LAUSR

Abstract The aim of the present study was to develop and evaluate stabilized injection solutions of fuzapladib sodium hydrate using antioxidants as the stabilizers. To estimate the possible degradation factors and pathways of fuzapladib, forced degradation studies were conducted under thermal, acid, base, oxidative, and light conditions. To select an optimal excipient to stabilize fuzapladib under a solution state, a screening study of antioxidants was carried out to evaluate their effects to inhibit the degradation. The influence of the selected stabilizers on its pharmacokinetic behavior was evaluated in rats after intravenous administration. On the basis of data from the forced degradation study, thermal and oxidative stresses were significant factors accelerating the degradation of fuzapladib. Among eight tested antioxidants, vitamin C (VC) was the most effective stabilizer to suppress the accelerated degradation by heating, as evidenced by 45% inhibition of the degradation.
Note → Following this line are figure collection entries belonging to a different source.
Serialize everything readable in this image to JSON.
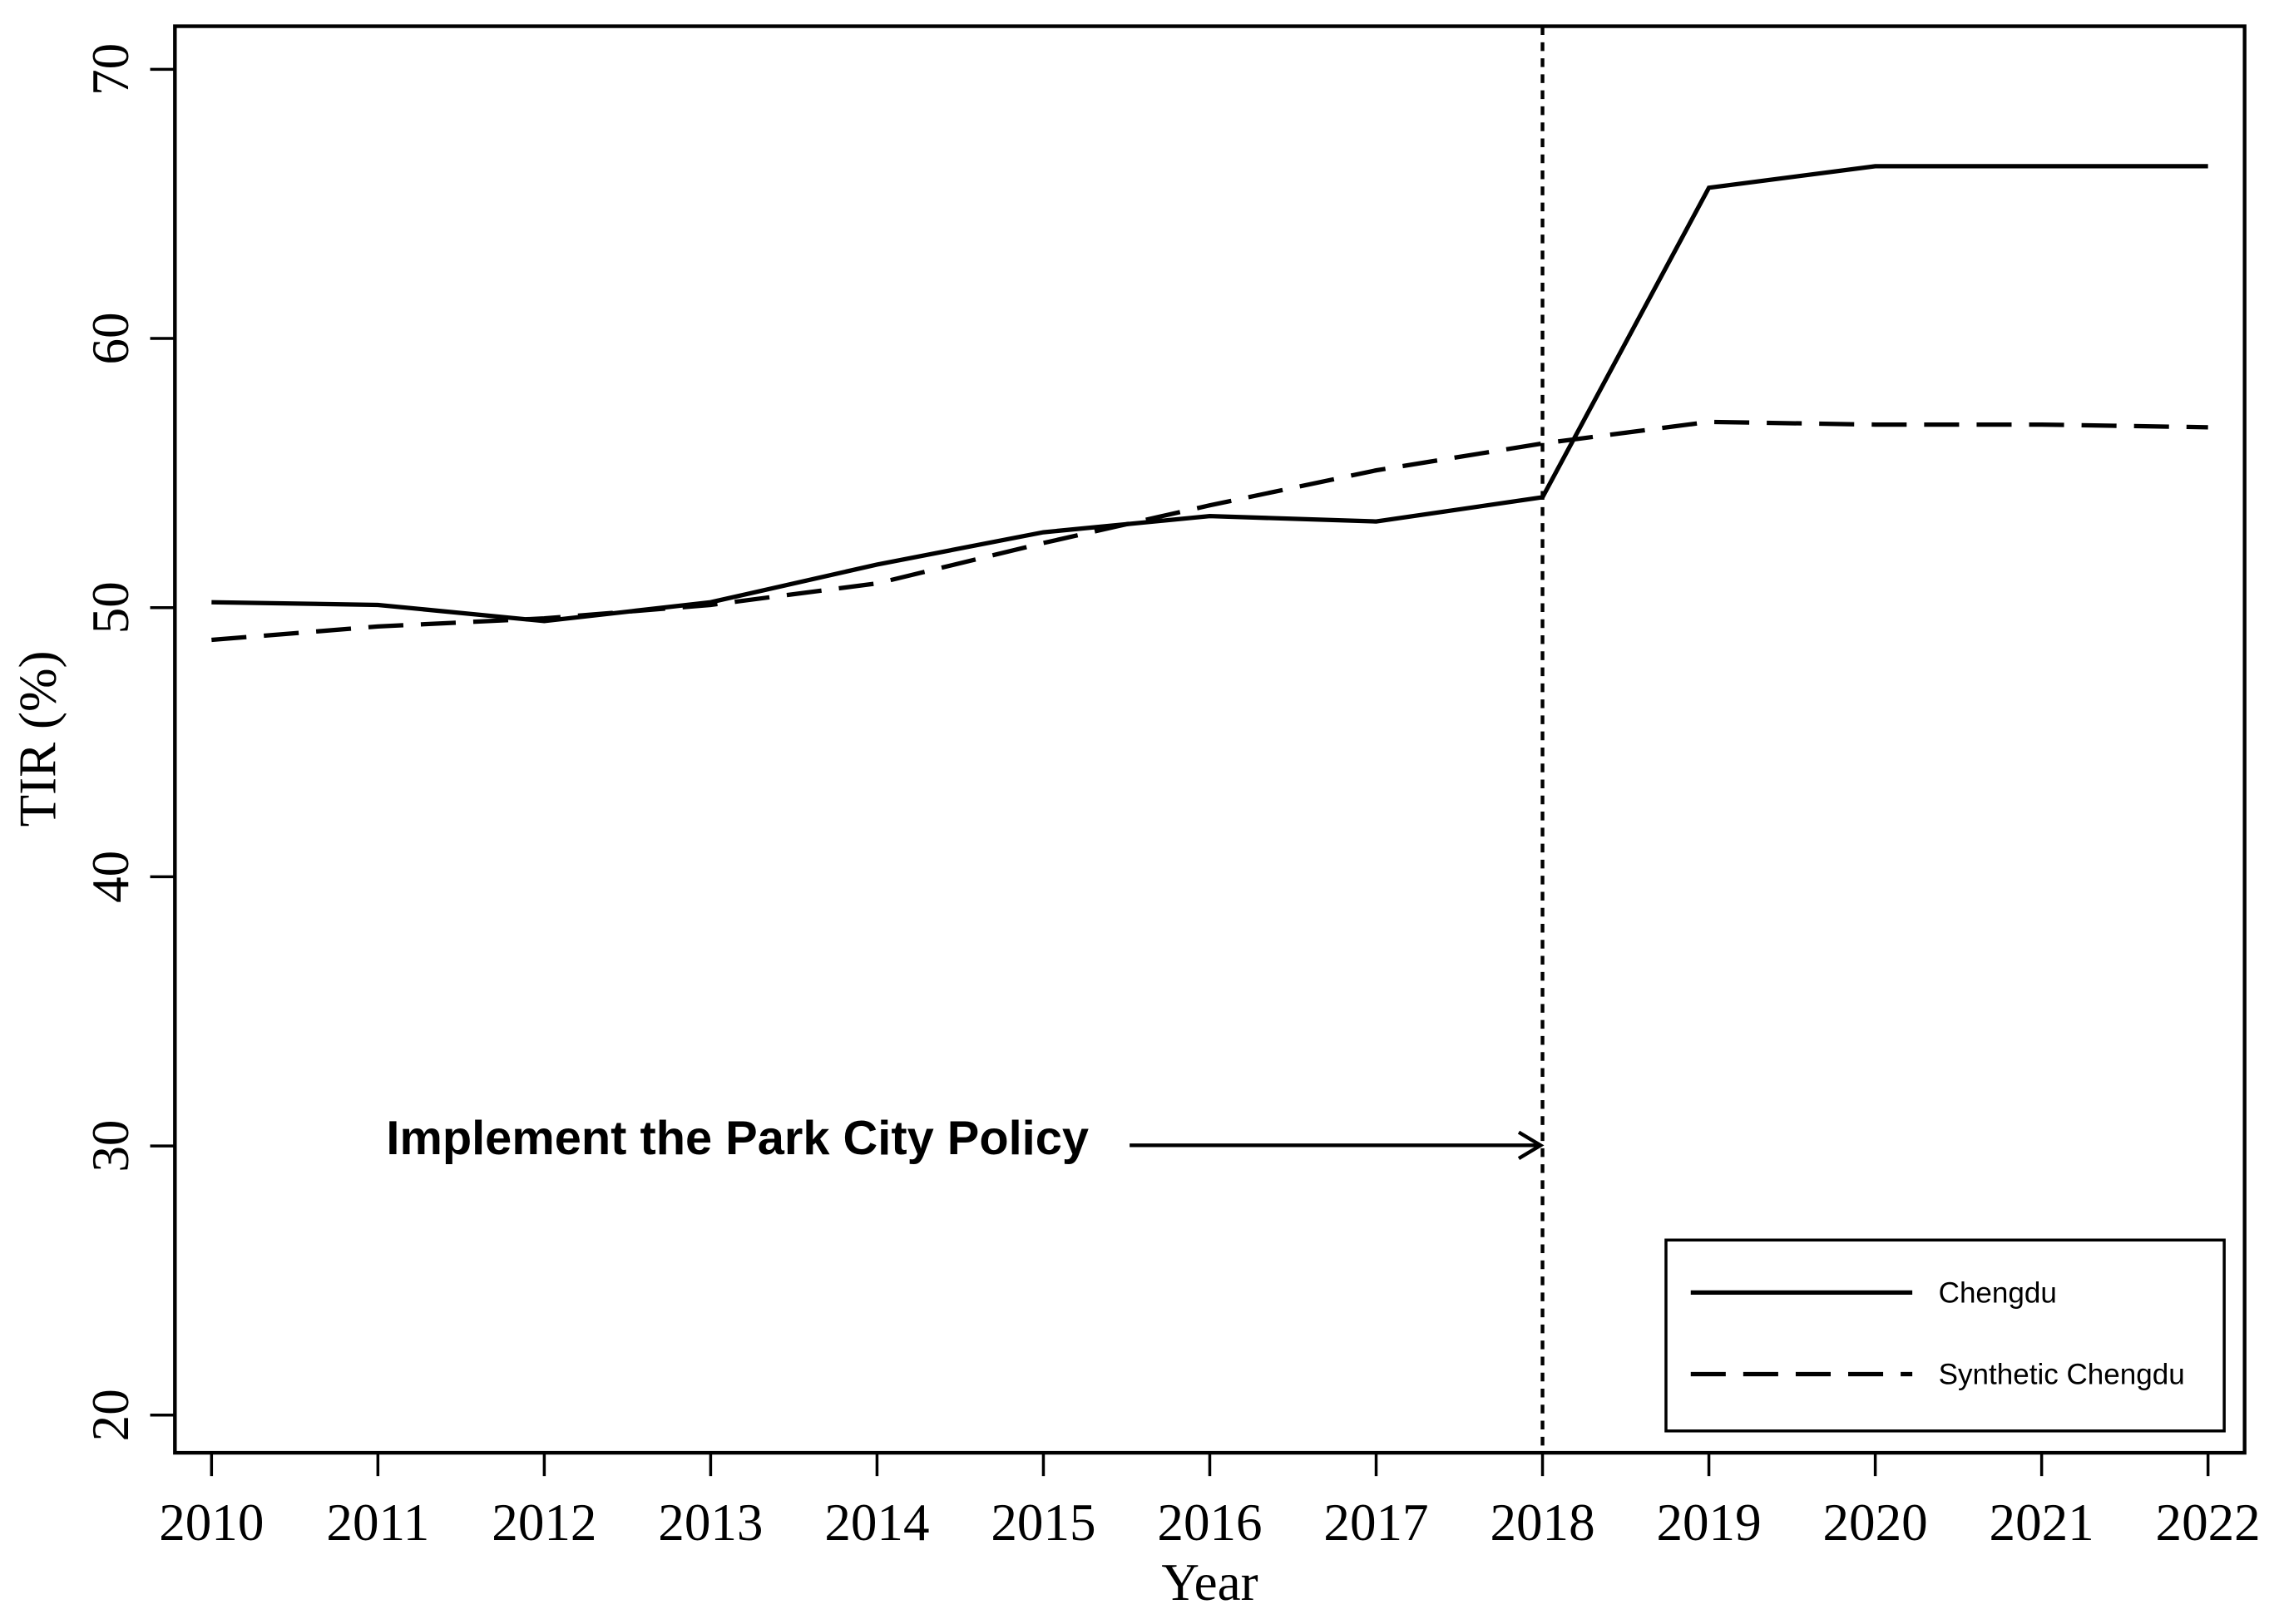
{
  "chart_data": {
    "type": "line",
    "x_label": "Year",
    "y_label": "TIR (%)",
    "annotation": "Implement the Park City Policy",
    "x": [
      2010,
      2011,
      2012,
      2013,
      2014,
      2015,
      2016,
      2017,
      2018,
      2019,
      2020,
      2021,
      2022
    ],
    "series": [
      {
        "name": "Chengdu",
        "color": "#000000",
        "dash": "solid",
        "values": [
          50.2,
          50.1,
          49.5,
          50.2,
          51.6,
          52.8,
          53.4,
          53.2,
          54.1,
          65.6,
          66.4,
          66.4,
          66.4
        ]
      },
      {
        "name": "Synthetic Chengdu",
        "color": "#000000",
        "dash": "dashed",
        "values": [
          48.8,
          49.3,
          49.6,
          50.1,
          50.9,
          52.4,
          53.8,
          55.1,
          56.1,
          56.9,
          56.8,
          56.8,
          56.7
        ]
      }
    ],
    "xlim": [
      2009.78,
      2022.22
    ],
    "ylim": [
      18.6,
      71.6
    ],
    "xticks": [
      2010,
      2011,
      2012,
      2013,
      2014,
      2015,
      2016,
      2017,
      2018,
      2019,
      2020,
      2021,
      2022
    ],
    "yticks": [
      20,
      30,
      40,
      50,
      60,
      70
    ],
    "vline_x": 2018,
    "legend": "bottom-right",
    "grid": false
  }
}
The stabilization effect was enhanced depending on the concentration of VC. After the intravenous administration of fuzapladib (0.5 mg/kg) with or without VC (2.1 mg/kg), there were no significant differences between the pharmacokinetic behaviors of each group. From these findings, VC might be a promising excipient to stabilize the injection solution of fuzapladib without significant influence on its pharmacokinetic behavior.